Actually, a cone is 1/3 the volume of a cylinder with the same height and the same base diameter.

For the surface, you can get an intuitive understanding by looking at it this way.
A cone's surface varies from the maximum diameter at the base to zero at the tip. The average is thus half way between the base and the tip, where the diameter is half that of the base. Anything you gain moving towards the base is exactly balanced by anything you have moving exactly at the same rate towards the tip.
Hence the surface of the cone would be proportional to 1/2 the base diameter. A cylinder, having the same diameter throughout, will thus have twice the external surface area.

Answer 2

I think this will work, but the cones have to be plastic. There are three phases: I Map the cones to rectangular-based pyramids. II Assemble the pyramids into a square-based prism. With side, s, of the square such that, s^2 = (pi)r^2 and height, h. III Map the square-based prism into the cylinder. In phase I one of the of the rectangular-based pyramids has an s-by-s base and a height h. The other two have an s-by-h base and height s. These are not right pyramids. Rather the apex is above one of the corners of the base. I think the two non-square-based pyramids have to be mirror images of each other. In phase II place the two non-square-based pyramids together so that their s-by-s right triangular faces form an s-by-s square. Then complete the square-based prism with the third pyramid. I don't think any amount of finite cutting of solid cones can turn the cones into a cylinder. This has probably been proven, but it is beyond me. ADDED: Here's another plastic deformation. Take the cone (with apex up) and squash it down into a cylinder 1/3 the height of the cone. In polar cylindrical coordinates transform points on the cone (R, θ, z) by θ' = θ, z' = z/3, R' = Rh/(h-z). The R transformation makes every circular cross-section expand to the radius of the base. I use R because you already defined r as the radius of the cylinder. In cartesian: x' = xh/(h-z), y' = yh/(h-z), z' = z/3. The other two cones undergo these transformations so that they stack Second cone: x' = xh/(h-z), y' = yh/(h-z), z' = z/3 +h/3. Third cone: x' = xh/(h-z), y' = yh/(h-z), z' = z/3 +2h/3. Conceptually, I like the first transformation better, because the transformed cones, though greatly distorted, still have apexes. However, the equations are very bulky.

Answer 3

Well first of all the formula for the surface area of a cylinder (not taking into account the surface area of the round base faces, is

S = 2*pi*r*h, where S is the surface area, r= the radius of the cylinder and h is the height of the cylinder

For two stacked cones the surface area of each cone (once again not taking into acocunt the surface area of the round base faces)

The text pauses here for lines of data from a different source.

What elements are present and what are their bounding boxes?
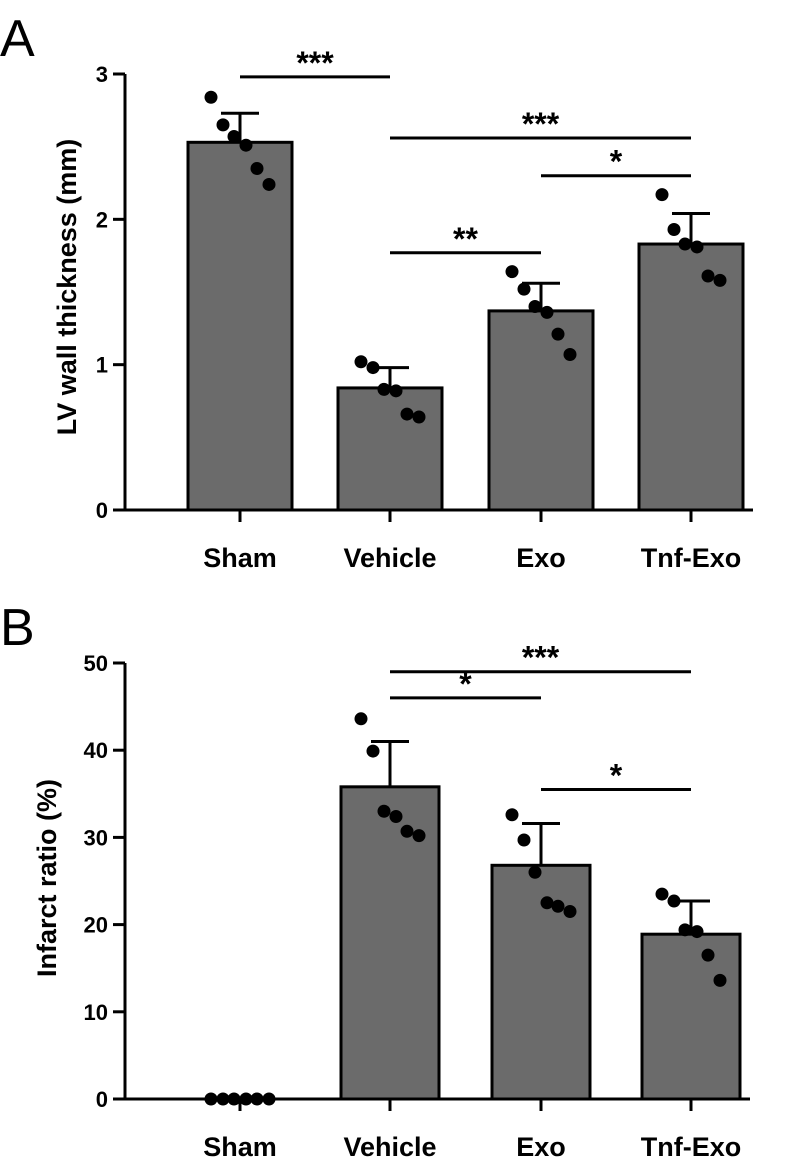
data-point — [366, 361, 380, 375]
bar — [186, 140, 294, 512]
data-point — [412, 410, 426, 424]
category-label: Exo — [516, 543, 566, 573]
data-point — [678, 237, 692, 251]
category-label: Sham — [203, 543, 277, 573]
panel-a-letter: A — [0, 10, 35, 68]
data-point — [678, 923, 692, 937]
data-point — [690, 925, 704, 939]
data-point — [517, 282, 531, 296]
y-tick-label: 40 — [84, 738, 108, 763]
significance-label: ** — [453, 221, 478, 257]
category-label: Tnf-Exo — [641, 543, 742, 573]
data-point — [377, 804, 391, 818]
data-point — [412, 829, 426, 843]
panel-b-y-axis-title: Infarct ratio (%) — [32, 779, 62, 977]
bar — [640, 932, 742, 1101]
y-tick-label: 20 — [84, 913, 108, 938]
data-point — [505, 265, 519, 279]
data-point — [354, 355, 368, 369]
significance-label: *** — [296, 45, 334, 81]
data-point — [528, 300, 542, 314]
data-point — [713, 973, 727, 987]
data-point — [540, 896, 554, 910]
bar — [637, 242, 745, 512]
significance-label: * — [459, 666, 472, 702]
data-point — [262, 1092, 276, 1106]
data-point — [204, 1092, 218, 1106]
data-point — [713, 273, 727, 287]
panel-b-letter: B — [0, 599, 35, 657]
significance-label: *** — [522, 106, 560, 142]
panel-a: A LV wall thickness (mm) 0 1 2 3 Sham Vehicle… — [0, 10, 753, 573]
data-point — [690, 240, 704, 254]
panel-a-y-axis-title: LV wall thickness (mm) — [52, 139, 82, 436]
data-point — [551, 327, 565, 341]
data-point — [551, 899, 565, 913]
data-point — [239, 1092, 253, 1106]
data-point — [701, 269, 715, 283]
bar — [336, 386, 444, 512]
data-point — [667, 894, 681, 908]
data-point — [667, 223, 681, 237]
bar — [487, 309, 595, 512]
category-label: Vehicle — [343, 543, 436, 573]
data-point — [400, 407, 414, 421]
significance-label: * — [610, 144, 623, 180]
category-label: Vehicle — [343, 1132, 436, 1161]
data-point — [227, 129, 241, 143]
y-tick-label: 0 — [96, 1087, 108, 1112]
significance-label: * — [610, 757, 623, 793]
panel-b: B Infarct ratio (%) 0 10 20 30 40 50 Sham Vehic… — [0, 599, 750, 1161]
category-label: Sham — [203, 1132, 277, 1161]
data-point — [366, 744, 380, 758]
y-tick-label: 50 — [84, 651, 108, 676]
data-point — [250, 161, 264, 175]
data-point — [389, 384, 403, 398]
data-point — [354, 712, 368, 726]
category-label: Exo — [516, 1132, 566, 1161]
data-point — [517, 833, 531, 847]
data-point — [400, 824, 414, 838]
data-point — [505, 808, 519, 822]
y-tick-label: 3 — [96, 62, 108, 87]
y-tick-label: 0 — [96, 498, 108, 523]
category-label: Tnf-Exo — [641, 1132, 742, 1161]
data-point — [563, 905, 577, 919]
data-point — [563, 347, 577, 361]
data-point — [227, 1092, 241, 1106]
y-tick-label: 1 — [96, 353, 108, 378]
significance-label: *** — [522, 640, 560, 676]
data-point — [262, 177, 276, 191]
data-point — [216, 1092, 230, 1106]
y-tick-label: 30 — [84, 825, 108, 850]
data-point — [377, 382, 391, 396]
data-point — [239, 138, 253, 152]
data-point — [389, 809, 403, 823]
data-point — [701, 948, 715, 962]
data-point — [216, 118, 230, 132]
data-point — [250, 1092, 264, 1106]
data-point — [655, 887, 669, 901]
data-point — [204, 90, 218, 104]
data-point — [540, 305, 554, 319]
data-point — [528, 865, 542, 879]
y-tick-label: 2 — [96, 207, 108, 232]
y-tick-label: 10 — [84, 1000, 108, 1025]
data-point — [655, 188, 669, 202]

S=4*pi*r*square root of (r^2+(h/2)^2)

So actually the two are not equal.

Answer 4

The surface area of a cone is pir^2 + pirl (l= slant height)
So 2 cones would have a surface area of 2pir^2 +2pirl
The area of a cylinder is 2pir^2 + 2pi r h

So in order for the surface area of two cones to be equal to the area of one cylinder, the slant height of each cone must be equal to the height of the cylinder.

So, in general, your statement is untrue except for the special case where cylinder height = con slant height.

Answer 5

The formula for the volume of a cone can be determined from the volume formula for a cylinder.

It takes the volume of three cones to equal one cylinder.

Answer 6

That's not quite true. At least, in terms of volume.

The volume of a cone is

V = (1/3)pi r^2 h

The volume of a cylinder is

V = pi r^2 h

It follows that 3 identical cones (volume-wise) would equal a cylinder's volume of the same radius, because

(1/3)pi r^2 h + (1/3)pi r^2 h + (1/3)pi r^2 h =
3 [ (1/3)pi r^2 h ] = pi r^2 h

Answer 7

I don't think I understand

Answer 8

No it doesn't. Where did you get that idea?